Three Levels to Develop Great Techniques

How do you develop great Kempo techniques through contemplation and exploration? The dojo is your martial laboratory. Test the techniques, evaluate them and then improve them. But first you need to learn it well, and by well I don’t mean only rote memory.

You can distill the process of learning into categories or levels of learning. Traverse these three levels of learning to really digest and infuse your body with true martial prowess. The levels are:

Foundation level — At this level, you do things by the book. You’re at this level when you are White to Green Belt. You must learn things the exact way they are taught so you can develop the proper body mechanics and positioning. Don’t assume that you’re good enough to make changes at this stage. Compare this to thinking you knew how to make a better A when you were learning to write. You still couldn’t make a proper A yet. Learn each move the proper way then take on the next level when it is time.

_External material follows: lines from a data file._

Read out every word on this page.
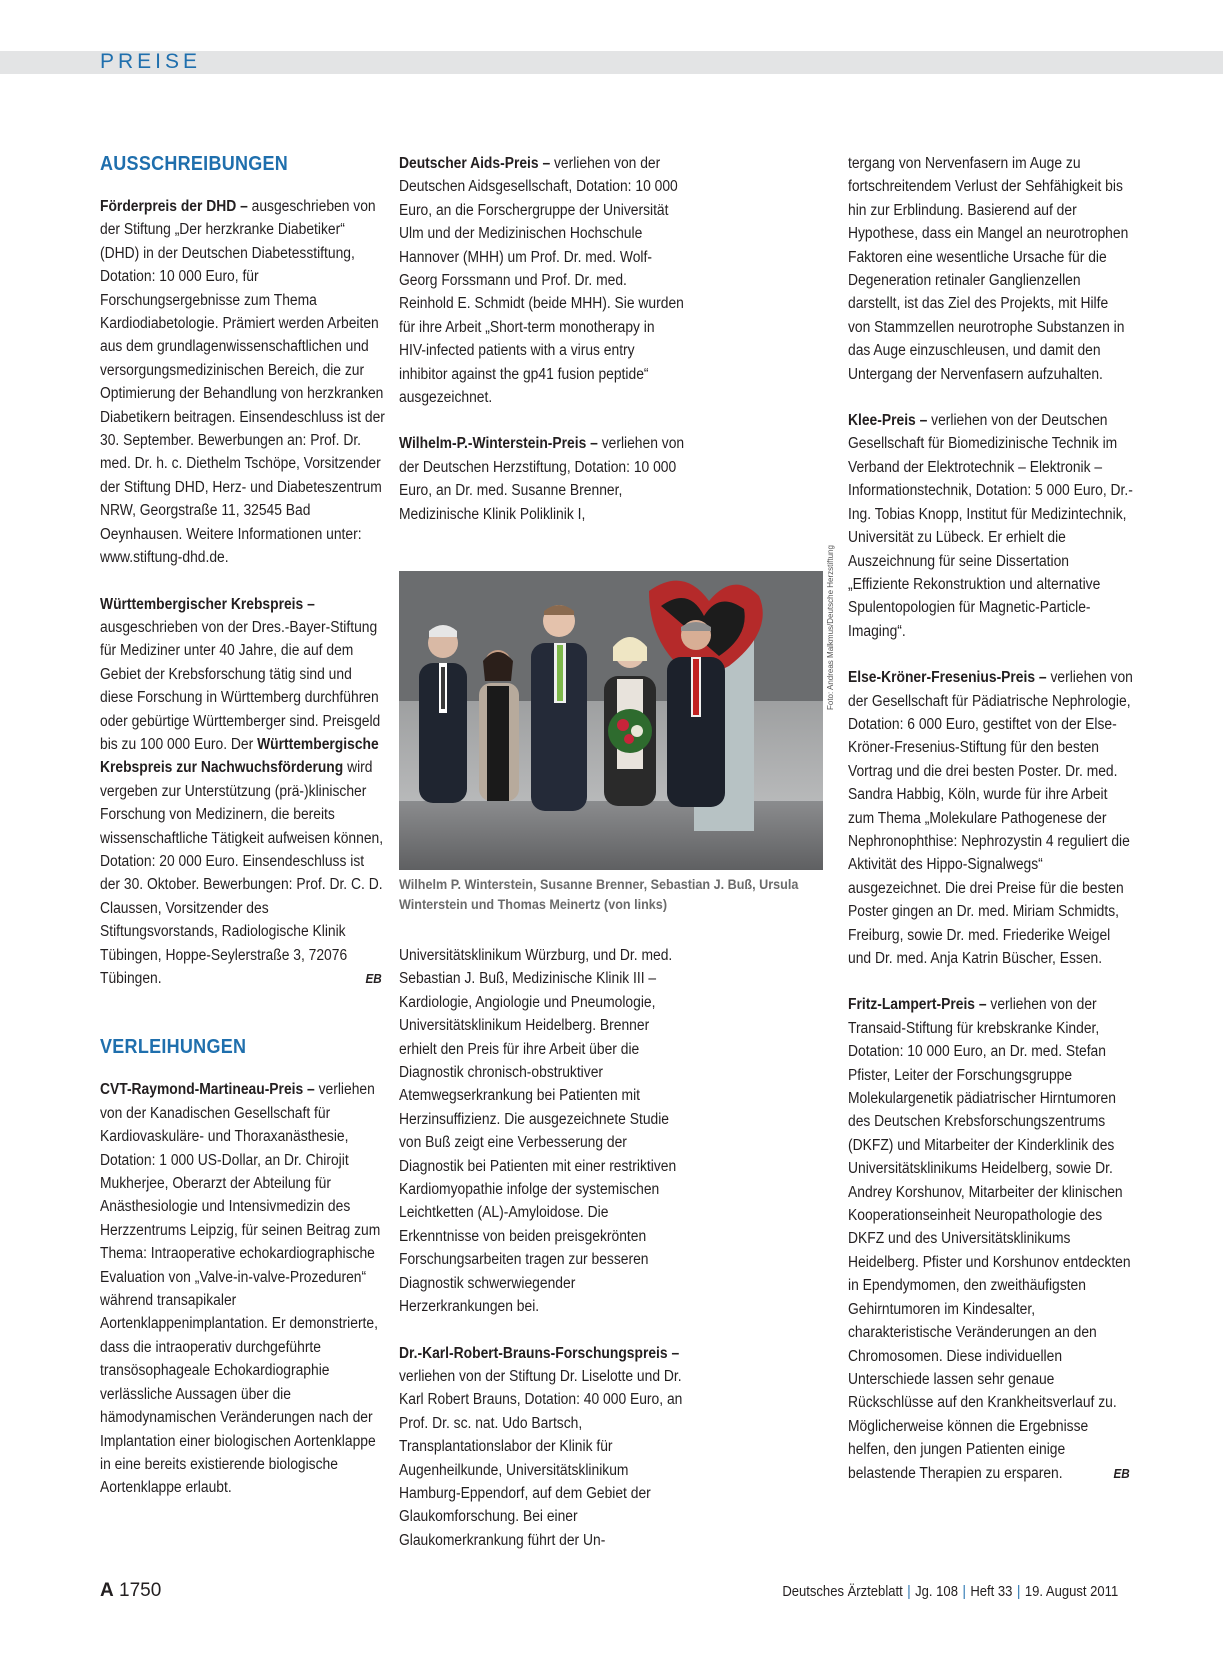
PREISE

AUSSCHREIBUNGEN

Förderpreis der DHD – ausgeschrieben von der Stiftung „Der herzkranke Diabetiker“ (DHD) in der Deutschen Diabetesstiftung, Dotation: 10 000 Euro, für Forschungsergebnisse zum Thema Kardiodiabetologie. Prämiert werden Arbeiten aus dem grundlagenwissenschaftlichen und versorgungsmedizinischen Bereich, die zur Optimierung der Behandlung von herzkranken Diabetikern beitragen. Einsendeschluss ist der 30. September. Bewerbungen an: Prof. Dr. med. Dr. h. c. Diethelm Tschöpe, Vorsitzender der Stiftung DHD, Herz- und Diabeteszentrum NRW, Georgstraße 11, 32545 Bad Oeynhausen. Weitere Informationen unter: www.stiftung-dhd.de.

Württembergischer Krebspreis – ausgeschrieben von der Dres.-Bayer-Stiftung für Mediziner unter 40 Jahre, die auf dem Gebiet der Krebsforschung tätig sind und diese Forschung in Württemberg durchführen oder gebürtige Württemberger sind. Preisgeld bis zu 100 000 Euro. Der Württembergische Krebspreis zur Nachwuchsförderung wird vergeben zur Unterstützung (prä-)klinischer Forschung von Medizinern, die bereits wissenschaftliche Tätigkeit aufweisen können, Dotation: 20 000 Euro. Einsendeschluss ist der 30. Oktober. Bewerbungen: Prof. Dr. C. D. Claussen, Vorsitzender des Stiftungsvorstands, Radiologische Klinik Tübingen, Hoppe-Seylerstraße 3, 72076 Tübingen.	EB

VERLEIHUNGEN

CVT-Raymond-Martineau-Preis – verliehen von der Kanadischen Gesellschaft für Kardiovaskuläre- und Thoraxanästhesie, Dotation: 1 000 US-Dollar, an Dr. Chirojit Mukherjee, Oberarzt der Abteilung für Anästhesiologie und Intensivmedizin des Herzzentrums Leipzig, für seinen Beitrag zum Thema: Intraoperative echokardiographische Evaluation von „Valve-in-valve-Prozeduren“ während transapikaler Aortenklappenimplantation. Er demonstrierte, dass die intraoperativ durchgeführte transösophageale Echokardiographie verlässliche Aussagen über die hämodynamischen Veränderungen nach der Implantation einer biologischen Aortenklappe in eine bereits existierende biologische Aortenklappe erlaubt.

Deutscher Aids-Preis – verliehen von der Deutschen Aidsgesellschaft, Dotation: 10 000 Euro, an die Forschergruppe der Universität Ulm und der Medizinischen Hochschule Hannover (MHH) um Prof. Dr. med. Wolf-Georg Forssmann und Prof. Dr. med. Reinhold E. Schmidt (beide MHH). Sie wurden für ihre Arbeit „Short-term monotherapy in HIV-infected patients with a virus entry inhibitor against the gp41 fusion peptide“ ausgezeichnet.

Wilhelm-P.-Winterstein-Preis – verliehen von der Deutschen Herzstiftung, Dotation: 10 000 Euro, an Dr. med. Susanne Brenner, Medizinische Klinik Poliklinik I,

Foto: Andreas Malkmus/Deutsche Herzstiftung
Wilhelm P. Winterstein, Susanne Brenner, Sebastian J. Buß, Ursula Winterstein und Thomas Meinertz (von links)

Universitätsklinikum Würzburg, und Dr. med. Sebastian J. Buß, Medizinische Klinik III – Kardiologie, Angiologie und Pneumologie, Universitätsklinikum Heidelberg. Brenner erhielt den Preis für ihre Arbeit über die Diagnostik chronisch-obstruktiver Atemwegserkrankung bei Patienten mit Herzinsuffizienz. Die ausgezeichnete Studie von Buß zeigt eine Verbesserung der Diagnostik bei Patienten mit einer restriktiven Kardiomyopathie infolge der systemischen Leichtketten (AL)-Amyloidose. Die Erkenntnisse von beiden preisgekrönten Forschungsarbeiten tragen zur besseren Diagnostik schwerwiegender Herzerkrankungen bei.

Dr.-Karl-Robert-Brauns-Forschungspreis – verliehen von der Stiftung Dr. Liselotte und Dr. Karl Robert Brauns, Dotation: 40 000 Euro, an Prof. Dr. sc. nat. Udo Bartsch, Transplantationslabor der Klinik für Augenheilkunde, Universitätsklinikum Hamburg-Eppendorf, auf dem Gebiet der Glaukomforschung. Bei einer Glaukomerkrankung führt der Un-

tergang von Nervenfasern im Auge zu fortschreitendem Verlust der Sehfähigkeit bis hin zur Erblindung. Basierend auf der Hypothese, dass ein Mangel an neurotrophen Faktoren eine wesentliche Ursache für die Degeneration retinaler Ganglienzellen darstellt, ist das Ziel des Projekts, mit Hilfe von Stammzellen neurotrophe Substanzen in das Auge einzuschleusen, und damit den Untergang der Nervenfasern aufzuhalten.

Klee-Preis – verliehen von der Deutschen Gesellschaft für Biomedizinische Technik im Verband der Elektrotechnik – Elektronik – Informationstechnik, Dotation: 5 000 Euro, Dr.-Ing. Tobias Knopp, Institut für Medizintechnik, Universität zu Lübeck. Er erhielt die Auszeichnung für seine Dissertation „Effiziente Rekonstruktion und alternative Spulentopologien für Magnetic-Particle-Imaging“.

Else-Kröner-Fresenius-Preis – verliehen von der Gesellschaft für Pädiatrische Nephrologie, Dotation: 6 000 Euro, gestiftet von der Else-Kröner-Fresenius-Stiftung für den besten Vortrag und die drei besten Poster. Dr. med. Sandra Habbig, Köln, wurde für ihre Arbeit zum Thema „Molekulare Pathogenese der Nephronophthise: Nephrozystin 4 reguliert die Aktivität des Hippo-Signalwegs“ ausgezeichnet. Die drei Preise für die besten Poster gingen an Dr. med. Miriam Schmidts, Freiburg, sowie Dr. med. Friederike Weigel und Dr. med. Anja Katrin Büscher, Essen.

Fritz-Lampert-Preis – verliehen von der Transaid-Stiftung für krebskranke Kinder, Dotation: 10 000 Euro, an Dr. med. Stefan Pfister, Leiter der Forschungsgruppe Molekulargenetik pädiatrischer Hirntumoren des Deutschen Krebsforschungszentrums (DKFZ) und Mitarbeiter der Kinderklinik des Universitätsklinikums Heidelberg, sowie Dr. Andrey Korshunov, Mitarbeiter der klinischen Kooperationseinheit Neuropathologie des DKFZ und des Universitätsklinikums Heidelberg. Pfister und Korshunov entdeckten in Ependymomen, den zweithäufigsten Gehirntumoren im Kindesalter, charakteristische Veränderungen an den Chromosomen. Diese individuellen Unterschiede lassen sehr genaue Rückschlüsse auf den Krankheitsverlauf zu. Möglicherweise können die Ergebnisse helfen, den jungen Patienten einige belastende Therapien zu ersparen.	EB

A 1750	Deutsches Ärzteblatt | Jg. 108 | Heft 33 | 19. August 2011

Adaptation level – At this level, you are exploring variations and what-ifs. You enter this level about Green Belt and remain until Black Belt. In Kempo, you are not a “master” at Black Belt. You are merely very proficient. At this time, you start to appreciate the differences in the sizes and shapes of the uke (practice partner). It makes a difference with how you do each step of the technique. Also his bodily and defenses reactions may alter how you continue to perform each successive move. Learn to flow from move to move and make changes to adapt to the shifting targets.

Analysis level — At this level, you reduce the techniques to smaller pieces and explore how each one works on Kempo principles. Then rebuild the technique using Kempo theories to become a spontaneous fighter. You’re at this level when your reach advanced Black Belt. This is where you dissect what you are doing and see how the pieces fit together. Why are we doing this move? Why does the body do that? What are the additional attacks and targets for each technique? How would the target respond or counter? How does it relate to pressure points and acupuncture meridian lines? The list of potential questions goes on.

Dissecting the technique is a good strategy for really learning a move or technique. Teaching and analyzing it are two other methods for improving comprehension and understanding. This is why it behooves Black Belts to begin teaching or assisting in classes–where legally permitted by municipalities and local laws.

What is the net gain by doing this? You become a very good artist, an exemplar of Kempo. Don’t worry about what rank you are or if others respect your lineage. All that matters is if you can walk the talk–defend yourself using the Kempo you truly learned. Don’t settle for “knowing” techniques like a dance move. Know it on an unconscious level, a goal we’re all striving for.